First, great leaders, either in football or politics, create great expectations and people respond by trying to live up to these expectations. Bear told his players they were special, he treated them like they were special and they played like they were special.

Every player on the team was fitted out with a snappy crimson blazer, sharp creased dark slacks and alligator shoes -- yes, alligator shoes. To a bunch of back roads Alabama boys one step removed from the overalls of the farm, that outfit make them feel like Supermen -- and they played like it.

Second, for Bryant it was always about the team and results, not the individual players or their personal egos. In 1962, Bryant recruited Joe Namath, one of the first great players of the modern era of TV football. In his first season after a bad play, Namath came off the field and made a show of throwing his helmet on the ground in frustration. Bear calmly walked over to Joe, put a fatherly arm around his shoulder and quietly said, “Boy, if you ever do that again, I’ll personally put you in the car and drive you back to Pennsylvania and put you out.” He would have and Namath knew it.

George Wallace, on the other hand, appealed to the worst instincts of Alabamians. Instead of inspiring people with great expectations, he played on whites’ fears and prejudice about blacks. While Bear sought to make “his boys” feel and act special, Wallace played on white folks’ insecurities and resentments.

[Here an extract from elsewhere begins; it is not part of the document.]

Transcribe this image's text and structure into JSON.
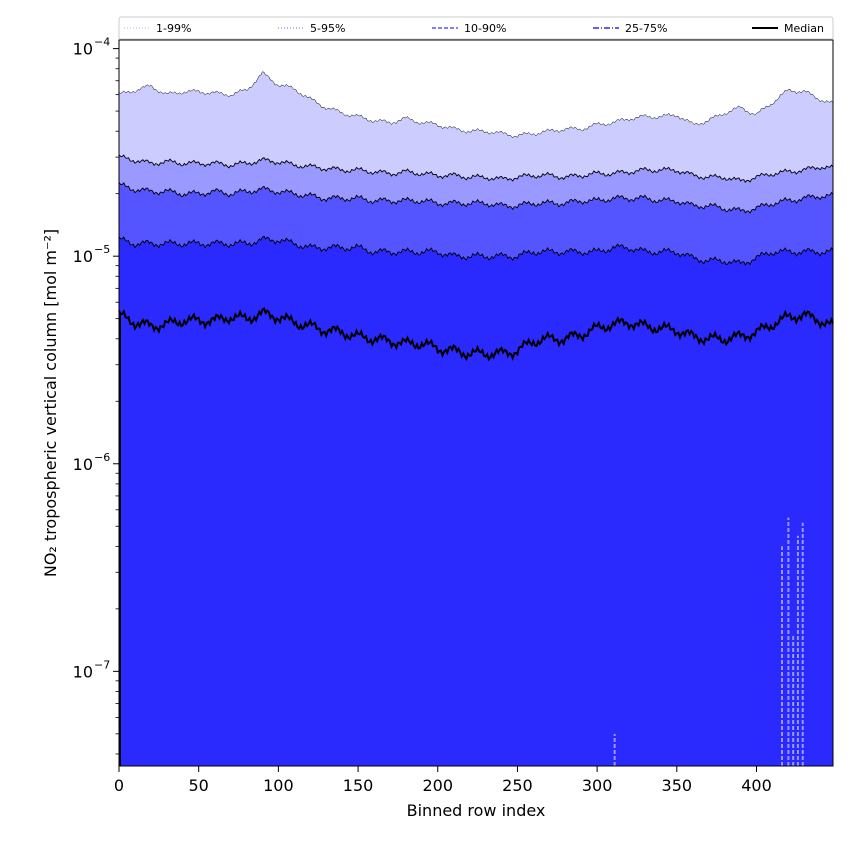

Bear Bryant had more than his share of human faults and he was not above stoking a sense of Southern regional pride when playing against schools north of the Mason-Dixon line. But he understood something basic about leadership. He made everyone feel that they could be a winner and he brought out the best in his players. He demanded results and did not put up with excuses or petty egos.

It has been years since we have had a politician -- of either party -- in South Carolina that truly inspired us. At a time when we need real leadership, we are getting politicians that appeal to our worst instincts.

Now more than ever, we need leaders that demand and produce real results and don’t offer up excuses or rely on the cheap political rhetoric of division or rigid ideology.

So while all of us in the Palmetto State will be pulling for either the Tigers or the Gamecocks, at least once, for a brief moment, I’ll think “Roll Tide.”

(Phil Noble is a businessman in Charleston and president of the SC New Democrats, an independent reform group founded by former Gov. Richard Riley. His column is provided by the S.C. News Exchange.)